Die Anklage lautete: Beleidigung und üble Nachrede des Regierungspräsidenten. Angeklagt war der Journalist Philipp Maußhardt (ehemals taz, nun Abendzeitung). Im März 1995 hatte Maußhardt für ein kleines Tübinger Wochenblatt einen kurzen Text mit der Überschrift „Mafiose Strukturen“ geschrieben. Anlaß war der Einspruch eines Bürgers gegen die Oberbürgermeisterwahl in Reutlingen, den er rechtzeitig beim Tübinger Regierungspräsidium abgegeben haben will. Die Behörde dagegen erklärte, sein Schreiben sei verspätet eingegangen und somit ungültig. Der Vorgang ist bis heute nicht ermittelt. Maußhardt schrieb in seiner Glosse, der CDU-Regierungspräsident habe entscheiden lassen, der Brief sei zu spät eingegangen.
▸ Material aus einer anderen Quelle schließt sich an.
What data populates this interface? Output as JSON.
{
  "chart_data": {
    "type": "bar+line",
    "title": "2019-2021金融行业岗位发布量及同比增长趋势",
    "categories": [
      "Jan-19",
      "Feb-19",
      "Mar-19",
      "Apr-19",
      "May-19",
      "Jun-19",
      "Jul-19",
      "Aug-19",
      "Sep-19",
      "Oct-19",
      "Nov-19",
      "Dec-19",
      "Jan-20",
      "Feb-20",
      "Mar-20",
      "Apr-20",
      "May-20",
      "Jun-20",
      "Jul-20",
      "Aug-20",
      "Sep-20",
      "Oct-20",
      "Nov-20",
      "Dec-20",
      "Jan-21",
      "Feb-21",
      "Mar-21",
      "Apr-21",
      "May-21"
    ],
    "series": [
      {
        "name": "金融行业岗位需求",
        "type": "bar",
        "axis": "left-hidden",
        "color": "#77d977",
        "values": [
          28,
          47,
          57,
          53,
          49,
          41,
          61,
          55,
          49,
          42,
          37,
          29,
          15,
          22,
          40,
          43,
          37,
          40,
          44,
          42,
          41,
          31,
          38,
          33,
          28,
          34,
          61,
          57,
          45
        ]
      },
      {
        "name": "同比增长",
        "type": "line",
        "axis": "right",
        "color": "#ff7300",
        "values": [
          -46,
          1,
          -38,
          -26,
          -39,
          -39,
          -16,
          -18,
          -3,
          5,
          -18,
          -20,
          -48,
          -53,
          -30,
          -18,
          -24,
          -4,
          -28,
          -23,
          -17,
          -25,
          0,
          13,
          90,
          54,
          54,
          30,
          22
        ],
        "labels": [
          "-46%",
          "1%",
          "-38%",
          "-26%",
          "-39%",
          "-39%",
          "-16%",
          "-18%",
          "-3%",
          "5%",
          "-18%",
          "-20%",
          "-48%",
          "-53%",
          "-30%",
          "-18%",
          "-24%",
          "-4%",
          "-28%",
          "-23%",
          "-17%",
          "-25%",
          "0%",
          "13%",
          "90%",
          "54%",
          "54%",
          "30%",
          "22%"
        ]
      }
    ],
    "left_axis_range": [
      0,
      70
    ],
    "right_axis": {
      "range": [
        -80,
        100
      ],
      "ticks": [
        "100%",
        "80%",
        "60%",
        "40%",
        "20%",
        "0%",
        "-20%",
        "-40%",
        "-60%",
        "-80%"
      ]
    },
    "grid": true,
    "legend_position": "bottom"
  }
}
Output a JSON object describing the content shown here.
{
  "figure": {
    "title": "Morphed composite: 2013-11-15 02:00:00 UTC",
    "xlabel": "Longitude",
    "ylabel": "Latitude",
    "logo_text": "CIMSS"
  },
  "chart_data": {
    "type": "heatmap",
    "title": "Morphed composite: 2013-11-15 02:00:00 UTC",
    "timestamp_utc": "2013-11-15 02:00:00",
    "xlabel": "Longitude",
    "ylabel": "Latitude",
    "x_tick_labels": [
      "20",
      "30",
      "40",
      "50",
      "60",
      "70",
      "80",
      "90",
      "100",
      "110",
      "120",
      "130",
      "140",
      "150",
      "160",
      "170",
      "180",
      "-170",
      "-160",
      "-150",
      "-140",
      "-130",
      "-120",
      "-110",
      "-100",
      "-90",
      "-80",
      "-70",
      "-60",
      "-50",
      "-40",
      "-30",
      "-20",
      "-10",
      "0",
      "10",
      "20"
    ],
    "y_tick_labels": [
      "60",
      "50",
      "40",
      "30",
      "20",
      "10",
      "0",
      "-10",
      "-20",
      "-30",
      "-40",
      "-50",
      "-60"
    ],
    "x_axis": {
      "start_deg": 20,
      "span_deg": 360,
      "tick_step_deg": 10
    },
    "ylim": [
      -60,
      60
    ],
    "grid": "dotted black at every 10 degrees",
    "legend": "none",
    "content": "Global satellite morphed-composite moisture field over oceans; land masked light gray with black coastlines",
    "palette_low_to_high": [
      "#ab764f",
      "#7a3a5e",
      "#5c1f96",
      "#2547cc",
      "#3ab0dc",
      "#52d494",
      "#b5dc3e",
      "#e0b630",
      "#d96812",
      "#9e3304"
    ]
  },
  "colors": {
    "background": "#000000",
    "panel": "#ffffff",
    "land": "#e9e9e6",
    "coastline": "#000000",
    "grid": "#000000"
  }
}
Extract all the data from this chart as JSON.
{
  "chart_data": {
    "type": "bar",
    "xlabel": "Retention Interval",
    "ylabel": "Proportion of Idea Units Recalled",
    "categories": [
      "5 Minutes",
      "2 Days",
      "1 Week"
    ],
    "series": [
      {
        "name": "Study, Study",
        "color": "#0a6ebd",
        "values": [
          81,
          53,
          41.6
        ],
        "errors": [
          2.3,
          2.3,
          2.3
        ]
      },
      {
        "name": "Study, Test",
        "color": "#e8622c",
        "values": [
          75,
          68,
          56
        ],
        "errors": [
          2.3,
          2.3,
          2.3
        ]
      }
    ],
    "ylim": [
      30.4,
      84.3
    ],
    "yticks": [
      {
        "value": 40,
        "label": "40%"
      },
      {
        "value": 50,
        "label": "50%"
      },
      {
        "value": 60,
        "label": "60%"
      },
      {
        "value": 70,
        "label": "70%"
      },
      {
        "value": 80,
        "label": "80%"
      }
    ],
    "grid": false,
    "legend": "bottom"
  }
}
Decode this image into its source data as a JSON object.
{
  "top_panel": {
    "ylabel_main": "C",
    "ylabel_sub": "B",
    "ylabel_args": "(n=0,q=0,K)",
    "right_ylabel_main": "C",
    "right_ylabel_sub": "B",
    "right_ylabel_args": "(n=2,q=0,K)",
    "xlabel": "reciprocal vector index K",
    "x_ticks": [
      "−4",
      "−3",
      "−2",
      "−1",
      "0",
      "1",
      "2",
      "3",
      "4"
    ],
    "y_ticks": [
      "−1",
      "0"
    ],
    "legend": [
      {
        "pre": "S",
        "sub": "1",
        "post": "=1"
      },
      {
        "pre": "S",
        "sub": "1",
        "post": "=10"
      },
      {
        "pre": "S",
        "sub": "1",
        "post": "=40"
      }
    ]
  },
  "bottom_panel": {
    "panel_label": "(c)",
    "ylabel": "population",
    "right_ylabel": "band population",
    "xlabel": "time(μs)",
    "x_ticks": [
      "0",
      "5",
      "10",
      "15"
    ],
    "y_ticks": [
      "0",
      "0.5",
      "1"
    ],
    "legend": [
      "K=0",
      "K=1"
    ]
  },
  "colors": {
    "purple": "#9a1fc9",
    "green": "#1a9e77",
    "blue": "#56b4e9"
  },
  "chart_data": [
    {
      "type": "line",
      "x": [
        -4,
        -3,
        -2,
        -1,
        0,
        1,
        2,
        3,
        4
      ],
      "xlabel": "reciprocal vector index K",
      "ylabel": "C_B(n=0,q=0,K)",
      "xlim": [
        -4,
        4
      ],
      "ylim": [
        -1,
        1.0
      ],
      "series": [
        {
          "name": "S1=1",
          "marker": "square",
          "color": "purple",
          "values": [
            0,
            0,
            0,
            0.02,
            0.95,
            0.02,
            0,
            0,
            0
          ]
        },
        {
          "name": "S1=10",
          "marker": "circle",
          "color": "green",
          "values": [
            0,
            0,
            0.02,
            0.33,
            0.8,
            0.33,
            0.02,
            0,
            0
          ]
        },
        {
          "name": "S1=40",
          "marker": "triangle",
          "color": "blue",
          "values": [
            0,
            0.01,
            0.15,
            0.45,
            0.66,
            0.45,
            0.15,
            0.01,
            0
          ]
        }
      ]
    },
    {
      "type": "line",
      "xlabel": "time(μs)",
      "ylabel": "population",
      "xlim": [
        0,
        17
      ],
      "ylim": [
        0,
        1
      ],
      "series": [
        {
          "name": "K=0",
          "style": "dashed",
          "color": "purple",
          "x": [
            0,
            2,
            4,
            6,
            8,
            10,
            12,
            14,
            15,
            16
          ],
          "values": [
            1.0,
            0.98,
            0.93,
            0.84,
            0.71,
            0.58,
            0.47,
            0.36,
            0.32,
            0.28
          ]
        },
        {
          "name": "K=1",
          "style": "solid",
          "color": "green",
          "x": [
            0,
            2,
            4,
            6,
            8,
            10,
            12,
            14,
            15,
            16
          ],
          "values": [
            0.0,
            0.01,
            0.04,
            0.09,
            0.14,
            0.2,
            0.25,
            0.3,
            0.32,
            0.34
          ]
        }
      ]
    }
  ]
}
Und wörtlich: „So kann man mit falschen Eingangsstempeln Politik machen.“

Regierungspräsident Max Gögler stellte daraufhin Strafantrag wegen übler Nachrede und Beleidigung – ein Mann, der meint, es gäbe sowieso schon „zuviel Meinungsfreiheit“. Die Staatsanwaltschaft verlangte 4.800 Mark Strafe von Maußhardt. Ein zweites Verfahren wegen Verstoßes gegen den Datenschutz stellte sie aber bald ein. Kopien des Wahleinspruchs waren bei der Jungen Union in Reutlingen aufgetaucht. Deren Vorsitzender ist der Sohn des dafür zuständigen Oberstaatsanwaltes, der gleichzeitig auch Maußhardt anklagte. Im November 1996 sprach das Amtsgericht Reutlingen Maußhardt frei. Der Regierungpräsident hielt seinen Strafantrag aufrecht: Der Oberstaatsanwalt legte Berufung ein.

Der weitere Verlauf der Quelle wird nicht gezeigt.